Growth hacking: o que é e como fazer?

Ganhar uma rápida notoriedade e registar taxas de crescimento elevadas é um fator crítico para a sobrevivência de muitas startups, mas nem sempre é uma tarefa fácil. Se a isso se aliar os baixos recursos, então, o cenário complica-se. A solução pode estar no ‘growth hacking’.

Publicado por Finanças | 0
Growth hacking: o que é e como fazer?

Mas, afinal, o que é o growth hacking? Este é um processo que permite experimentar e descobrir quais são os métodos e ferramentas que permitem dar uma rápida notoriedade a uma marca e proporcionar um rápido crescimento. O termo foi criado em 2010 por Sean Ellis - o próprio considerado um growth hacker que procurava uma designação para a sua função -, e surge associado às startups com poucos recursos para apostar em ferramentas dispendiosas.

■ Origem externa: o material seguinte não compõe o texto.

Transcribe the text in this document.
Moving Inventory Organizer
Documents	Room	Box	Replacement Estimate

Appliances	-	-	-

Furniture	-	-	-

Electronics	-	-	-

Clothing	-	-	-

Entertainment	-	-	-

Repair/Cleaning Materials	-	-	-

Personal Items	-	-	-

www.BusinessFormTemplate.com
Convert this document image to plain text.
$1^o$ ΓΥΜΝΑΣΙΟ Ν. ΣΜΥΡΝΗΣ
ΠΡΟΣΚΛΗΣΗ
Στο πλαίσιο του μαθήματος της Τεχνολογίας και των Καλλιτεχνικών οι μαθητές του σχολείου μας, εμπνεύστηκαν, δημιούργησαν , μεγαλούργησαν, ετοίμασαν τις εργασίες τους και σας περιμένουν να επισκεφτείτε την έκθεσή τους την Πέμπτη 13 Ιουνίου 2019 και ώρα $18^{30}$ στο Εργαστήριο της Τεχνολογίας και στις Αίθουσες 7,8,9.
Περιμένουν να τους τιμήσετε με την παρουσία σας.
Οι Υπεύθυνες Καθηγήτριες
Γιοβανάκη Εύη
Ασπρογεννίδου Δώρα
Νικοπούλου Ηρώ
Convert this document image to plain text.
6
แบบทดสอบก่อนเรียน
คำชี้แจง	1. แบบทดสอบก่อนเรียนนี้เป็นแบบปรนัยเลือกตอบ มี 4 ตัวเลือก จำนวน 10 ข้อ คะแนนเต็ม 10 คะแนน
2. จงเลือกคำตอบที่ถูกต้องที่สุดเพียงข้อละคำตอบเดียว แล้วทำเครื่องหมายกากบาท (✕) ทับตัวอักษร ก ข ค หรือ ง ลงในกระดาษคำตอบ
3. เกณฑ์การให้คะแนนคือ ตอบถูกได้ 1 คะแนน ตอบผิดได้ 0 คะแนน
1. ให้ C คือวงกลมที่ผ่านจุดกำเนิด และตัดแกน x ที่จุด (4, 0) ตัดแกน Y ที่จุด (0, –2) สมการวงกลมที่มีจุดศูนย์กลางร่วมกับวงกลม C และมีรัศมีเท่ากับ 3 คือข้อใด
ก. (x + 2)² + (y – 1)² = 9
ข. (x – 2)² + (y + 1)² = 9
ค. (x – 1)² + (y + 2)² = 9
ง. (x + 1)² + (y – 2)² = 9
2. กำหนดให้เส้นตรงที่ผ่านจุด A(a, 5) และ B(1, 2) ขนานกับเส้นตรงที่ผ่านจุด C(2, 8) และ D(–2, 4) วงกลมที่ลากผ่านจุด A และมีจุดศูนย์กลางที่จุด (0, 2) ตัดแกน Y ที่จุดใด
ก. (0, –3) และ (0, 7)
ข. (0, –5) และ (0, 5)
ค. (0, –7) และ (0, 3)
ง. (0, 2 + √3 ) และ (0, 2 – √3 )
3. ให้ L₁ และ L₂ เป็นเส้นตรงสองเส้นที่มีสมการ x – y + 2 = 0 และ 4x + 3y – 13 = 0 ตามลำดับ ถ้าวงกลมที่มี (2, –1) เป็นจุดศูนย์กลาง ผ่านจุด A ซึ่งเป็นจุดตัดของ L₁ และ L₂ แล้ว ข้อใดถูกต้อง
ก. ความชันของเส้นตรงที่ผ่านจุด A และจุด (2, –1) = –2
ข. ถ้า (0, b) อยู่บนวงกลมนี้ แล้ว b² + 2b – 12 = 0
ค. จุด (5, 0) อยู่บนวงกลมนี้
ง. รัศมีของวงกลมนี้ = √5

Este processo tanto pode usar métodos convencionais como não-convencionais e envolve profissionais do marketing, engenheiros e até gestores de produto, todos com o objetivo comum de dar um forte impulso ao crescimento da marca.

Geralmente recorre-se a meios como as redes sociais, marketing viral, email marketing, SEO, testes A/B ou content marketing como alternativas menos dispendiosas do que os métodos tradicionais, caso da compra de espaço publicitário nos jornais, na televisão ou na rádio.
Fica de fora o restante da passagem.